What now? My worst case scenario was a Guatemalan jail and my best case scenario was eating my broccoli raw all because of that blue-labeled agua bottle hanging out of my jacket pocket.
Of course! The water bottle itself. That was the answer. Even these fellows would have to concede to the logic of it. The bottle was filled with water to the cap. Surely they didn’t believe I looked whacko enough to walk into their store, grab one of their agua bottles machine filled to the neck and add water to the cap from my yogurt container before leaving the store with the salvavidas I’d just rendered contaminated, then stolen. Besides, the numbers stamped on the cap didn’t match the numbers on the bottles sold in this outlet. And anyway, the label was considerably faded from hours of setting out in the sun.
I had my argument fully spiked with common sense, in order to commence my latest lecture on water bottle 101 I still needed to free my hands.
"Un momento," I pleaded while stooping down to deposit the grocery bag, yogurt container, cover, and school ID temporarily on the walkway. As I bent over, a steady stream of coins spilled out of the unzipped slot of my money belt, plinking and clinking on the pavement below. Around and around they spinned and rolled--mindless circles of insurrectionist specie. For a moment, I saw my life in those circles.
With their hands on their gun belts, the security guards peered sheepishly down till the coins ceased motion. As they looked up and glanced at each other, their silence shouted their sentiments with no less volume than a conductor hailing passengers. Surely there could not be a more pathetic gringo in all of Guatemala.
My train of thought derailed, I wondered if the store would allow me a phone call, or if my school would bail me out of this one--boil me out of this one was more like it, along with my broccoli.

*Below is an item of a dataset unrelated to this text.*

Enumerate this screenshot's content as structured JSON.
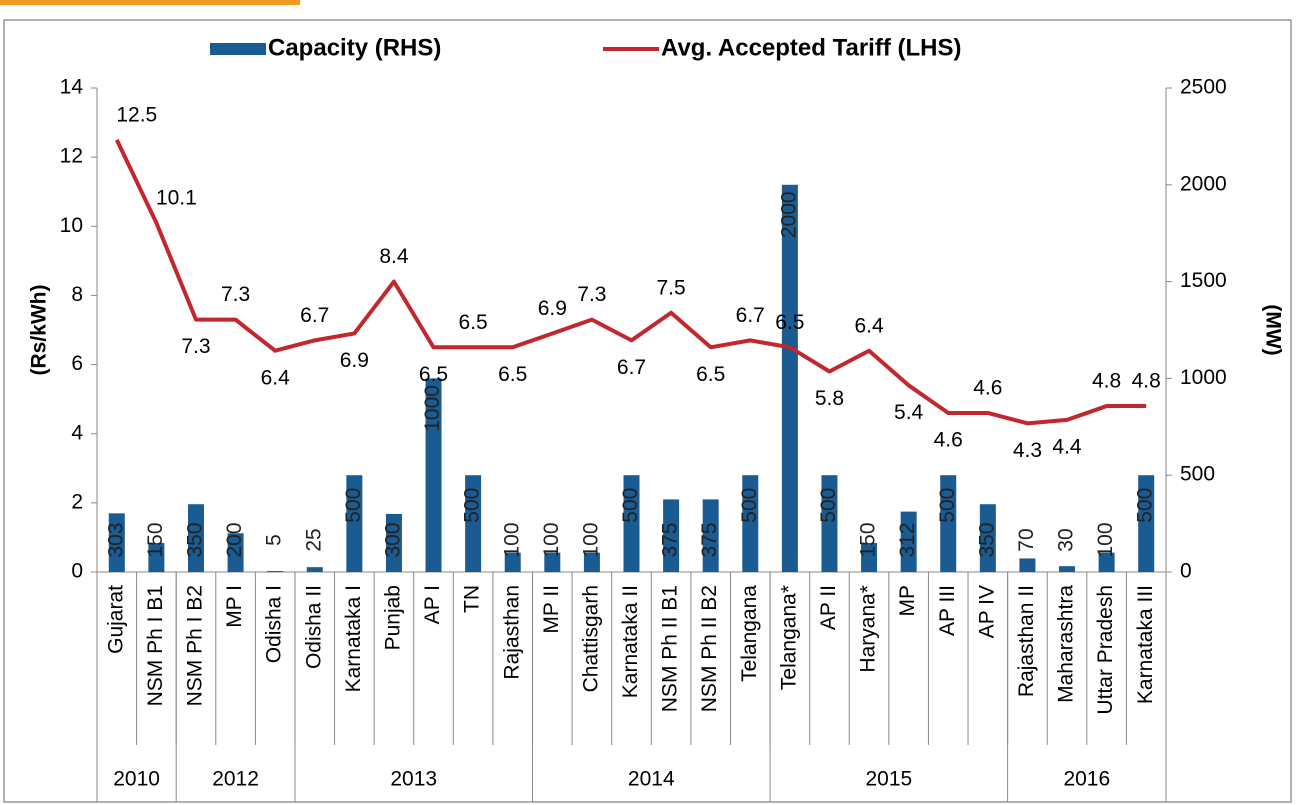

A middle aged woman in a blue work dress emerged chugging toward us from the store entrance. Her thin rimmed glasses along with slightly greying long black hair and a face gaining less wrinkles than character with age set her apart as someone in charge. So did her confident gait and security ID. With one brief sentence and a sweep of her hand, she dismissed the two guards and myself as well.
"I should have checked my water at the package counter," I said.
"No hablo de Ingles," were her only other words.
As I picked up my things, I watched the woman briskly step back into her store. I walked home and boiled broccoli.